"La Pologne doit coopérer." Le ministre des Affaires étrangères et de l'Immigration, Jean Asselborn, au sujet du Conseil européen des 21 et 22 juin 2007

La Voix du Luxembourg: Au vu de l'intense activité que vous déployez, vous, MM. Juncker et Schmit, on se dit que la diplomatie luxembourgeoise court un second marathon dans la foulée de celui qui était consacré aux perspectives financières. Ça ne laisse pas trop de traces?

Jean Asselborn: Nous avions évidemment mené nombre de réunions préparatoires pour le sommet de juin 2005, pour que tout le monde soit dans le même bateau. Si nous avons échoué, nous avions tout de même bien préparé le terrain. L'accord n'a été obtenu qu'en décembre. On a perdu six mois, un reproche que l'on peut adresser aux Britanniques. De la même manière, la présidence allemande aura bien travaillé pour ne pas ouvrir toutes les portes et conserver la substance de 2004, née des travaux de la conférence intergouvernementale.

La Voix du Luxembourg: A-t-on raison de se focaliser sur l'attitude des Polonais?

Jean Asselborn: Ils sont très doués pour attirer l'attention médiatique. Disons qu'il faut s'apercevoir que les discussions que nous aurons à mener lors du sommet portent sur un texte qui intègre la charte des droits fondamentaux et qui lui donne un caractère contraignant. L'Europe véhicule des valeurs, cette charte les porte et c'est le meilleur moyen d'imprimer l'image de l'Europe pour les prochaines décennies. Les deux prochaines, peut-être. Cela doit poser la primauté du droit européen, établi aussi par la jurisprudence de la Cour européenne de justice à Luxembourg. Il est très très important de ne pas envoyer de messages contraires.

Ensuite, il faut être attentif, sous couvert de donner davantage de poids aux parlements nationaux, de ne pas jeter un frein au fonctionnement normal des institutions, qui ont besoin de pouvoir continuer à mener des réformes. Dans ce contexte, la Pologne doit coopérer. Comprendre l'intérêt que l'Europe n'est pas une addition mais une progression géographique qui permet de mieux lutter conte la criminalité et le terrorisme, de mieux défendre la politique sociale et économique.

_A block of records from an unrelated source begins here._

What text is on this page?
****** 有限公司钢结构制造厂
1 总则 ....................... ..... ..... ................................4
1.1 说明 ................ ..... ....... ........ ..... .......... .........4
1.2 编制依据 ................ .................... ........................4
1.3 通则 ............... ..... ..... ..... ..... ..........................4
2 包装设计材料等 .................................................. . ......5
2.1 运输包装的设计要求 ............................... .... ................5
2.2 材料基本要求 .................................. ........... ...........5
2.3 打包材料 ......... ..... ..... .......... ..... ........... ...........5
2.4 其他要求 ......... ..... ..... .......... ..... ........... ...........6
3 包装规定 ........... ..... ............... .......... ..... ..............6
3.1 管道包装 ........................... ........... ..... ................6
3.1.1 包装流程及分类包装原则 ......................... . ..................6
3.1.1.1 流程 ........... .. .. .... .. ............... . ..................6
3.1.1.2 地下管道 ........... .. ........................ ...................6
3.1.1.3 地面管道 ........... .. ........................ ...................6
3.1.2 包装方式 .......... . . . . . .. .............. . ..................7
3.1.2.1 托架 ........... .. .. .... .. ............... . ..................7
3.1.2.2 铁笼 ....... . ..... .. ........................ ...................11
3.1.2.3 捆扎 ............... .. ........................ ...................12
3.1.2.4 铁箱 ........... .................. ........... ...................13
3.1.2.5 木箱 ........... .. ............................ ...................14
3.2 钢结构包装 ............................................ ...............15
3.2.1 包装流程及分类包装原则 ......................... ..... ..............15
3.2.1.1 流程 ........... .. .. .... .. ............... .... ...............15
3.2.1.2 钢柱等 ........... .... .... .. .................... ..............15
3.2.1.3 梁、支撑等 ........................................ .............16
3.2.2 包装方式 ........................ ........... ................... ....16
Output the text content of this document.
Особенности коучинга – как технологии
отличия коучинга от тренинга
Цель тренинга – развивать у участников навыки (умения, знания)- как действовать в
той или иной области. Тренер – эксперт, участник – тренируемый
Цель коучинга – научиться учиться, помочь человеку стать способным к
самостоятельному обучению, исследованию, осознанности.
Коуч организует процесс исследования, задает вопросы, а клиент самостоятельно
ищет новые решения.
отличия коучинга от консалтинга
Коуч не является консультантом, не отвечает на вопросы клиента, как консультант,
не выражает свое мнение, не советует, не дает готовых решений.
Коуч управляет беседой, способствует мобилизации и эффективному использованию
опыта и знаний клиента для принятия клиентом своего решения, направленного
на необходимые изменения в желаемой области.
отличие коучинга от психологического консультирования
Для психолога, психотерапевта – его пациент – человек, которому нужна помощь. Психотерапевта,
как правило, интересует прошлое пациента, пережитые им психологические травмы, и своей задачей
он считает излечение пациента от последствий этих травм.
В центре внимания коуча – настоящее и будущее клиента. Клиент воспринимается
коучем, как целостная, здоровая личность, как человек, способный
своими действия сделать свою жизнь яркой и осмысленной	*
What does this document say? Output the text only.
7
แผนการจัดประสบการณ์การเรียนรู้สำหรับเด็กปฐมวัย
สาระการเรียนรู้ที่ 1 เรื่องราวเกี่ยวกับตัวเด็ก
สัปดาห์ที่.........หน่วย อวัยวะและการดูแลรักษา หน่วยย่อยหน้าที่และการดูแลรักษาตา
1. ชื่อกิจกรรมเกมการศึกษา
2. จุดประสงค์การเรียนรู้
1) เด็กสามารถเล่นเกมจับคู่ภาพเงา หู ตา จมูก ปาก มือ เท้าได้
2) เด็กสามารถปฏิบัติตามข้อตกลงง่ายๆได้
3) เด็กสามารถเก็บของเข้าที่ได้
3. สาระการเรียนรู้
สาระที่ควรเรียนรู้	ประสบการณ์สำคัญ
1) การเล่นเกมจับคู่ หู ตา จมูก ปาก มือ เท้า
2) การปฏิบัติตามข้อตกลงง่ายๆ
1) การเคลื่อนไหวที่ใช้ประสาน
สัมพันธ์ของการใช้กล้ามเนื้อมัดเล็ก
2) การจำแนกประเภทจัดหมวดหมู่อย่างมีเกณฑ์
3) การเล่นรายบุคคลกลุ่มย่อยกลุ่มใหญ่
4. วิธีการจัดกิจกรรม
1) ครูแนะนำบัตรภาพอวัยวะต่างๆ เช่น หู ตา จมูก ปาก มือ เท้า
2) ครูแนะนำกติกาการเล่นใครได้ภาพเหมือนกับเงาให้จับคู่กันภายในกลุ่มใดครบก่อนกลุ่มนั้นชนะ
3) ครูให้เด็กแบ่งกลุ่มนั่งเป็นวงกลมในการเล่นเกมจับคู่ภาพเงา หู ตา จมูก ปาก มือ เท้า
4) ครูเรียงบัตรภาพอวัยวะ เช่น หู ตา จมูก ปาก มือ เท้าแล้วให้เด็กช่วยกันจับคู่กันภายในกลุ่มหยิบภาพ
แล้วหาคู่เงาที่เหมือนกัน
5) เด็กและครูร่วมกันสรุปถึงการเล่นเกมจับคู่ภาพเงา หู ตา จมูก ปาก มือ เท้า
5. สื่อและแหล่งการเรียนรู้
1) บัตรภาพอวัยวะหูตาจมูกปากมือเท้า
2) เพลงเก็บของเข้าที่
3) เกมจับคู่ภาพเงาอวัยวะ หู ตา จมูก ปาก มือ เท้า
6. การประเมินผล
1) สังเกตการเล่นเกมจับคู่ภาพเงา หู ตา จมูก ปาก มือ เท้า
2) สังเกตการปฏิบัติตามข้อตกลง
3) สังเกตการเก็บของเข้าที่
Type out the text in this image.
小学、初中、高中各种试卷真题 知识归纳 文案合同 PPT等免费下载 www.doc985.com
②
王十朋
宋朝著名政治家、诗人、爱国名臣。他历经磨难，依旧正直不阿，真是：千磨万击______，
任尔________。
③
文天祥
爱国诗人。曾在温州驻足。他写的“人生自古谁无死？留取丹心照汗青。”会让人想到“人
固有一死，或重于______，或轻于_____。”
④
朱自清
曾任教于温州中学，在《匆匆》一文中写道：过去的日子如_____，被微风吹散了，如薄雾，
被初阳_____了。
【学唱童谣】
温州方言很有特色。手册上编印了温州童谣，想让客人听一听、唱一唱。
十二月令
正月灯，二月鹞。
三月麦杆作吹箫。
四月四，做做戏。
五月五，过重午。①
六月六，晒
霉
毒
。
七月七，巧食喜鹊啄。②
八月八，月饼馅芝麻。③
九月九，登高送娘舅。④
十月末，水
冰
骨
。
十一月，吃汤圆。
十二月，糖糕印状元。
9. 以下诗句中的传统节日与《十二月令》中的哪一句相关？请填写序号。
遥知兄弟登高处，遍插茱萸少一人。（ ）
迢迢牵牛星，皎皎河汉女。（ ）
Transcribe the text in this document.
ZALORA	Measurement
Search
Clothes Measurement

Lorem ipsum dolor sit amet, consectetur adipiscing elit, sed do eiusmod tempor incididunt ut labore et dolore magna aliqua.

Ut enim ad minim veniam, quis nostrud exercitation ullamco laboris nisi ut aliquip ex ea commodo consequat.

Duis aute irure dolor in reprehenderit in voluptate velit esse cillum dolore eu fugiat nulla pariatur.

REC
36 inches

La Voix du Luxembourg: Est-ce qu'il y a une marge de négociation, des leviers, avec les Polonais?

Jean Asselborn: Oui, s'il y a une volonté politique, il y a des solutions palpables pour eux. Je ne peux pas m'étendre sur ces possibilités. Mais, par exemple, la Commission européenne doit être réduite en 2014. Il est possible d'envisager autre chose...

La Voix du Luxembourg: Vous, vous semblez davantage préoccupé par l'attitude des Britanniques...

Jean Asselborn: Nous avons eu beaucoup de discussions avec les Britanniques. Eux ne se projettent pas en 2009 en pensant au renouvellement du Parlement européen mais en pensant à celui de leurs parlementaires. Ils sont en train de se demander quelle sera la meilleure stratégie pour que le camp d'en face n'en profite pas. Le pire, pour eux, ce serait la modification de tout élément constitutionnel qui pèse sur la politique nationale. Et ils envisagent évidemment un référendum. Mais sans vouloir prendre aucun risque. Et si les Britanniques ne bougent pas, il sera très dur de faire bouger les Polonais.

La Voix du Luxembourg: Troisième pays qui émergent dans ce lot de réserves et d'entêtement, les Néerlandais.

Jean Asselborn: Ils nous resservent encore une fois les arguments constitutionnels, comme les Britanniques. Ils procèdent par référendum mais la question ne sera plus de savoir si oui ou non les gens sont favorables au texte, mais de savoir s'ils sont pour ou contre l'Europe. Ce qui est évidemment très dangereux. Les discussions au sein du Bénélux ont permis de garder le contact avec cette réalité.

La Voix du Luxembourg: La Belgique dans l'"incertitude" et la France qui s'installe, ça ne doit pas aider dans ce genre de rendez-vous?

Jean Asselborn: Dans les deux cas, très différents, je ne suis pas inquiet. Guy Verhofstadt a rencontré les chefs de chaque parti en Belgique pour obtenir un mandat de négociation. Donc, gouvernement ou pas, ça n'a que peu d'importance. Quant aux Français, je me fie aux déclarations du président Sarkozy, qui ne veut pas mettre d'embûches sur les discussions. Les Français veulent revenir dans le bateau qu'ils ont quitté. Ils sont les premiers à avoir trouvé pesant d'être face aux dix-huit qui ont dit "oui".